Глава 20
Секунда. Вторая. Третья… Наконец, Владимир произносит:
— Этого пацана я узнал.
Мы стоим вдвоем в темноте. Хорошо, что Костя ушел. Происходящее сейчас — неприятно. Но оно только между мной и мужем.
— Его уводили из вашего дома в день помолвки. Я так понимаю, это не первая ваша попытка бежать. — Он склоняет голову набок. — Что ж так херово всё организовано, Анжелика? Если бы я хотел украсть чужую невесту или жену, я бы ее украл, — он достает из кармана пиджака сигарету, прикуривает. Он же… не ревнует? Владимир делает долгую затяжку и выпускает дым изо рта. — А твоя болезнь? Точно ли из-за аварии? Я теперь и не уверен.
У меня от возмущения щеки полыхают.
— А это что-то меняет? — вскидываю голову.
— Это меняет всё.
— Думай, что хочешь, мне плевать, — выдаю я. Возможно, во мне говорит отчаяние. Или я попросту сошла с ума. Но с Владимиром я совсем другая, нежели с отцом и братом. — И твои угрозы меня не пугают. — Я, конечно, нагло лгу, но он этого знать не может. — Мы с тобой начали с плохого. Когда меня перед фактом поставили о женитьбе. С учебы сорвали. Из привычного мира вырвали. Что в этом могло быть хорошего?! Я тебя ненавижу! Я хочу, чтобы тебя не было! Чтобы ты никогда не видел мои фотографии! Чтобы не договаривался с моим отцом. И да, Тарас уже предлагал мне бежать в день помолвки. Он был моим парнем четыре года и не смирился с тем, что меня просто пообещали другому. Мне кажется, его можно понять. Ты бы смирился?
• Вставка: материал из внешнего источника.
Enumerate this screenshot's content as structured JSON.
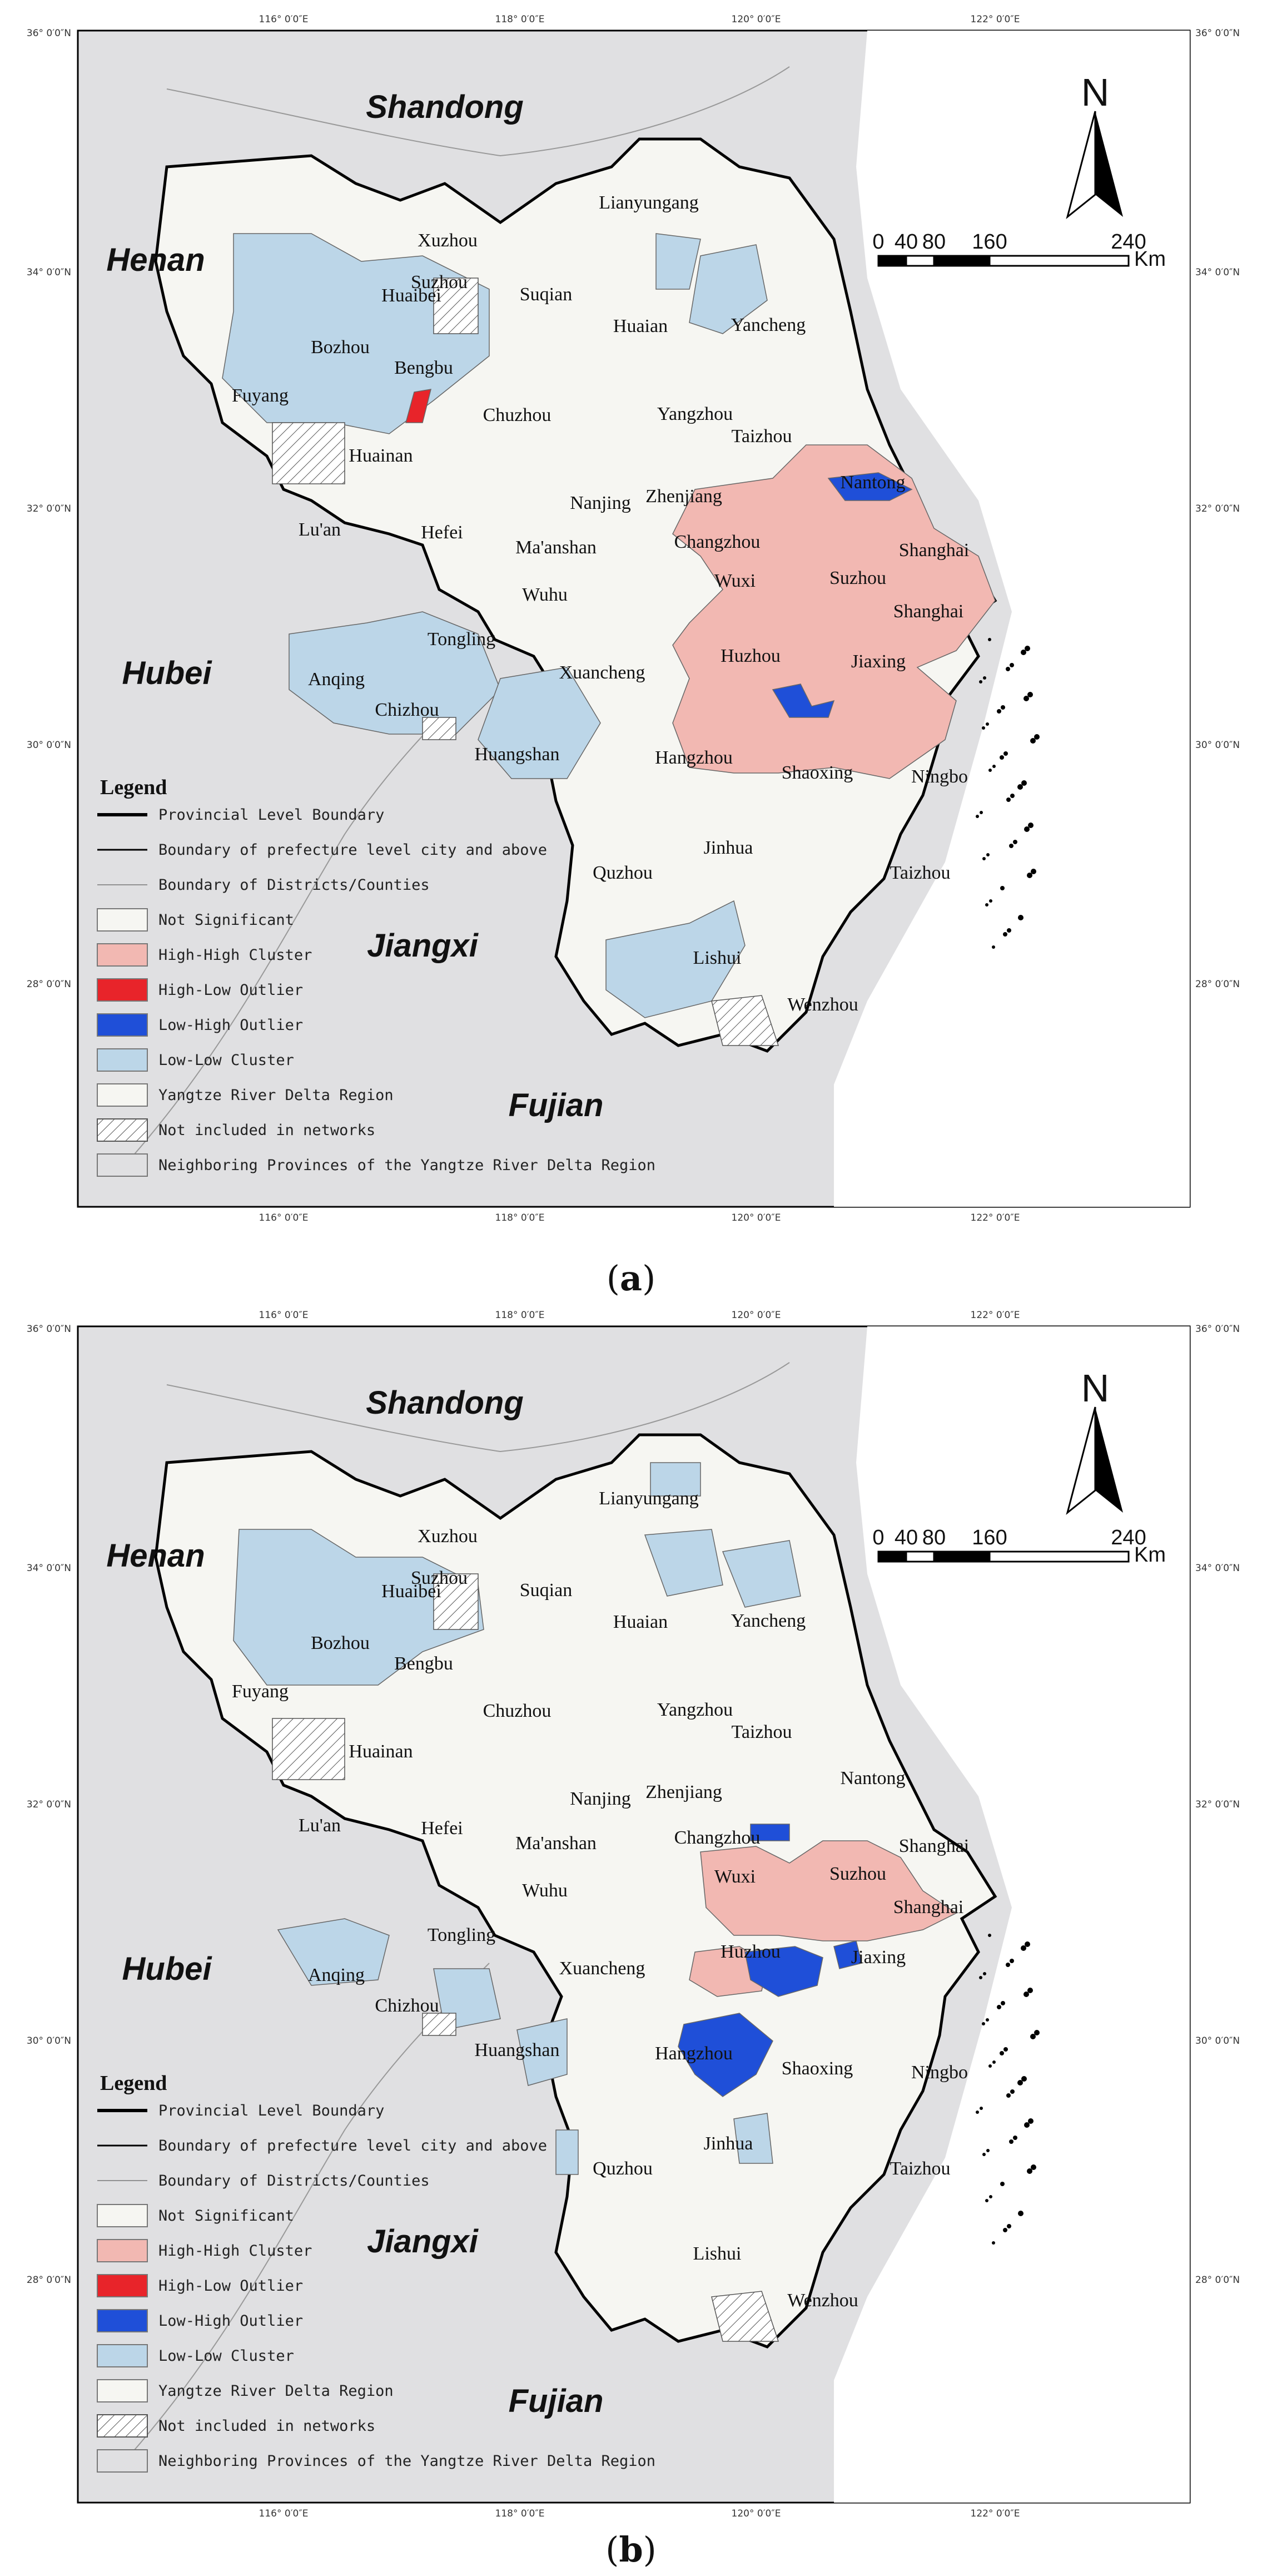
{
  "panels": [
    {
      "id": "a",
      "caption": "a",
      "provinces": [
        "Shandong",
        "Henan",
        "Hubei",
        "Jiangxi",
        "Fujian"
      ],
      "lon_ticks": [
        "116° 0′0″E",
        "118° 0′0″E",
        "120° 0′0″E",
        "122° 0′0″E"
      ],
      "lat_ticks": [
        "36° 0′0″N",
        "34° 0′0″N",
        "32° 0′0″N",
        "30° 0′0″N",
        "28° 0′0″N"
      ],
      "north": "N",
      "scale_labels": [
        "0",
        "40",
        "80",
        "160",
        "240"
      ],
      "scale_unit": "Km",
      "cities": [
        "Xuzhou",
        "Lianyungang",
        "Suzhou",
        "Huaibei",
        "Suqian",
        "Bozhou",
        "Huaian",
        "Yancheng",
        "Bengbu",
        "Fuyang",
        "Chuzhou",
        "Yangzhou",
        "Taizhou",
        "Huainan",
        "Nantong",
        "Zhenjiang",
        "Nanjing",
        "Lu'an",
        "Hefei",
        "Ma'anshan",
        "Changzhou",
        "Shanghai",
        "Wuxi",
        "Suzhou",
        "Shanghai",
        "Wuhu",
        "Tongling",
        "Anqing",
        "Xuancheng",
        "Huzhou",
        "Jiaxing",
        "Chizhou",
        "Huangshan",
        "Hangzhou",
        "Shaoxing",
        "Ningbo",
        "Quzhou",
        "Jinhua",
        "Taizhou",
        "Lishui",
        "Wenzhou"
      ],
      "legend": {
        "title": "Legend",
        "items": [
          "Provincial Level Boundary",
          "Boundary of prefecture level city and above",
          "Boundary of Districts/Counties",
          "Not Significant",
          "High-High Cluster",
          "High-Low Outlier",
          "Low-High Outlier",
          "Low-Low Cluster",
          "Yangtze River Delta Region",
          "Not included in networks",
          "Neighboring Provinces of the Yangtze River Delta Region"
        ]
      }
    },
    {
      "id": "b",
      "caption": "b",
      "provinces": [
        "Shandong",
        "Henan",
        "Hubei",
        "Jiangxi",
        "Fujian"
      ],
      "lon_ticks": [
        "116° 0′0″E",
        "118° 0′0″E",
        "120° 0′0″E",
        "122° 0′0″E"
      ],
      "lat_ticks": [
        "36° 0′0″N",
        "34° 0′0″N",
        "32° 0′0″N",
        "30° 0′0″N",
        "28° 0′0″N"
      ],
      "north": "N",
      "scale_labels": [
        "0",
        "40",
        "80",
        "160",
        "240"
      ],
      "scale_unit": "Km",
      "cities": [
        "Xuzhou",
        "Lianyungang",
        "Suzhou",
        "Huaibei",
        "Suqian",
        "Bozhou",
        "Huaian",
        "Yancheng",
        "Bengbu",
        "Fuyang",
        "Chuzhou",
        "Yangzhou",
        "Taizhou",
        "Huainan",
        "Nantong",
        "Zhenjiang",
        "Nanjing",
        "Lu'an",
        "Hefei",
        "Ma'anshan",
        "Changzhou",
        "Shanghai",
        "Wuxi",
        "Suzhou",
        "Shanghai",
        "Wuhu",
        "Tongling",
        "Anqing",
        "Xuancheng",
        "Huzhou",
        "Jiaxing",
        "Chizhou",
        "Huangshan",
        "Hangzhou",
        "Shaoxing",
        "Ningbo",
        "Quzhou",
        "Jinhua",
        "Taizhou",
        "Lishui",
        "Wenzhou"
      ],
      "legend": {
        "title": "Legend",
        "items": [
          "Provincial Level Boundary",
          "Boundary of prefecture level city and above",
          "Boundary of Districts/Counties",
          "Not Significant",
          "High-High Cluster",
          "High-Low Outlier",
          "Low-High Outlier",
          "Low-Low Cluster",
          "Yangtze River Delta Region",
          "Not included in networks",
          "Neighboring Provinces of the Yangtze River Delta Region"
        ]
      }
    }
  ],
  "colors": {
    "neighbor": "#e0e0e2",
    "not_significant": "#f6f6f2",
    "high_high": "#f2b8b2",
    "high_low": "#e8242a",
    "low_high": "#1f4fd8",
    "low_low": "#bcd6e8"
  }
}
— Твоя жизнь, судя по всему, до моего появления была прекрасна, — он делает взмах рукой, я вижу движение маячка сигареты. — Жить с выжившей из ума старухой, которая уже прочитала мне сегодня получасовую лекцию о том, что нужно держать тебя у ноги. Как собаку. Подвергаться оскорблениям и избиениям брата и отца. Спать с неудачником, который, блть, побег организовать не в состоянии в своем родном городе!
Он подходит ко мне, смотрит в глаза.
Я вижу тьму. Сплошная Черная дыра. Бездонная, мертвая. Позавчера я видела в его глазах тепло. Может, мне казалось? Разве я могла так фатально ошибаться?
— Тебя вернуть? — спрашивает вдруг Владимир спокойно.
— Что? — вздрагиваю я. Хочу сделать шаг назад, но почему-то не могу. Я снова будто загипнотизирована, намертво притянута к нему.
Владимир вспотел, его запаха критически много. Мужского, терпкого. Одновременно и знакомого, и чужого. Его тело всё еще излучает жар и агрессию. Дымарский пугает меня, но при этом я не могу отойти ни на шаг.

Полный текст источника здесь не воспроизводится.